MAKE's Global Wind Turbine Supply Chain 2014 report reveals that the supply of blades, nacelles and gearboxes is approximately 50%, 80% and 90% in excess of global demand, respectively.

The report says that although the supply-demand gap has closed over the last 12 months - brought about by volatile demand and intense price competition - persistent overcapacity continues to negatively impact pricing power and furthers the case for additional consolidation throughout the supply chain.

However, the report notes that the divestment of non-core production assets and increased focus on higher-margin-yielding operations and maintenance business has allowed several turbine original equipment manufacturers (OEMs) to return to profitability in 2013. Turbine OEM profit margins have been highest for tier-one Chinese OEMs, which enjoyed double-digit margins compared to single figures posted by Western competitors. According to the report, Western turbine OEMs and subcomponent suppliers have been forced to adjust sourcing and production strategies to follow shifting global market dynamics.

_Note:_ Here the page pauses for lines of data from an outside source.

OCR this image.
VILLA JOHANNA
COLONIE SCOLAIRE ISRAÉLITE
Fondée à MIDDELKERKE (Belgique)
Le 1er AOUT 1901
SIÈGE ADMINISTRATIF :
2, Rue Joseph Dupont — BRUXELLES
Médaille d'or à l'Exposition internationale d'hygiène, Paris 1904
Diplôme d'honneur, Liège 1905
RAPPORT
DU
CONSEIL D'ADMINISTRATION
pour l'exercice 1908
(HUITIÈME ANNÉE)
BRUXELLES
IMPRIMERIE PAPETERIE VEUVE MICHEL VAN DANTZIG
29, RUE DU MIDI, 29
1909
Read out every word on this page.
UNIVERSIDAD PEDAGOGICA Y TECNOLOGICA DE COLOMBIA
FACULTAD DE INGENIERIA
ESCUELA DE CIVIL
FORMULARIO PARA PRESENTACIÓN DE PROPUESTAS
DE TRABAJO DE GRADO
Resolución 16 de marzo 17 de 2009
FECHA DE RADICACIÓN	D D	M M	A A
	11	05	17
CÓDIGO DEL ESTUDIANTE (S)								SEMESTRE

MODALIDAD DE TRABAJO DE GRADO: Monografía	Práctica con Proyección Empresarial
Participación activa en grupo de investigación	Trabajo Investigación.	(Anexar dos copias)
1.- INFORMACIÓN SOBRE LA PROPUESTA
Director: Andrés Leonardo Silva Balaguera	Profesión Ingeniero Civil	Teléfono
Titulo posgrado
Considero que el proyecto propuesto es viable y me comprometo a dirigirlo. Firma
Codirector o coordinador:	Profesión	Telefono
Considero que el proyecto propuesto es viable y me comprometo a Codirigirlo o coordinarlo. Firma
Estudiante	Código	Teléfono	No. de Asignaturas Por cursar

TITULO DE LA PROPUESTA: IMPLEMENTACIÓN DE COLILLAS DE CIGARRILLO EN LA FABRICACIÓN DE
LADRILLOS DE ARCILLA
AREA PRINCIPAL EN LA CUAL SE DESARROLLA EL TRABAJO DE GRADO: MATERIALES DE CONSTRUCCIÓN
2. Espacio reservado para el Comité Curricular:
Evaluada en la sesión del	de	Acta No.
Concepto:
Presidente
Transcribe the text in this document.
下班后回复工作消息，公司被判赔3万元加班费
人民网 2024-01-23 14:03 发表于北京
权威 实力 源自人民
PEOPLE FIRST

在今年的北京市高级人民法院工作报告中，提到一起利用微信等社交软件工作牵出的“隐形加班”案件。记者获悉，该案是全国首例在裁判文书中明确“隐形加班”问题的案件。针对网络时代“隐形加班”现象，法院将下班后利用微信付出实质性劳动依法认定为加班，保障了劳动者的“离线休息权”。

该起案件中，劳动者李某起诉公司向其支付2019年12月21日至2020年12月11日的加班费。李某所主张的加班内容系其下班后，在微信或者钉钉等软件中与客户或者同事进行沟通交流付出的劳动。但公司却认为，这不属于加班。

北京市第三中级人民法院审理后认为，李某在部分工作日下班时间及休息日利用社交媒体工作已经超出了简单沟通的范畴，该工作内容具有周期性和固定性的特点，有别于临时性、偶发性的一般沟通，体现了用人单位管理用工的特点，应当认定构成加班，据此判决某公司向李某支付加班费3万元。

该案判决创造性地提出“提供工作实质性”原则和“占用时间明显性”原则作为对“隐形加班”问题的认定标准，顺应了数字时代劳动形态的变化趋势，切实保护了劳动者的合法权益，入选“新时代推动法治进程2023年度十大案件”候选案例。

Furthermore, the report says the allure of new growth markets is enticing, but meeting local-content rules remains a critical challenge. Several turbine OEMs have struggled to maintain profitability with multiple production facilities across the globe, driving some to concentrate production at centralized facilities in their home markets to benefit from increased economies of scale.

Still, the report says, diversified regional exposure is important to mitigate foreign exchange risks, address annual demand fluctuations and meet local-content rules in emerging markets such as Brazil. Other emerging local-content markets such as Russia, Ukraine and Saudi Arabia show promise; however, the report says those markets lack Brazil’s upside, and MAKE does not expect substantial near-term investments by foreign suppliers in those regions.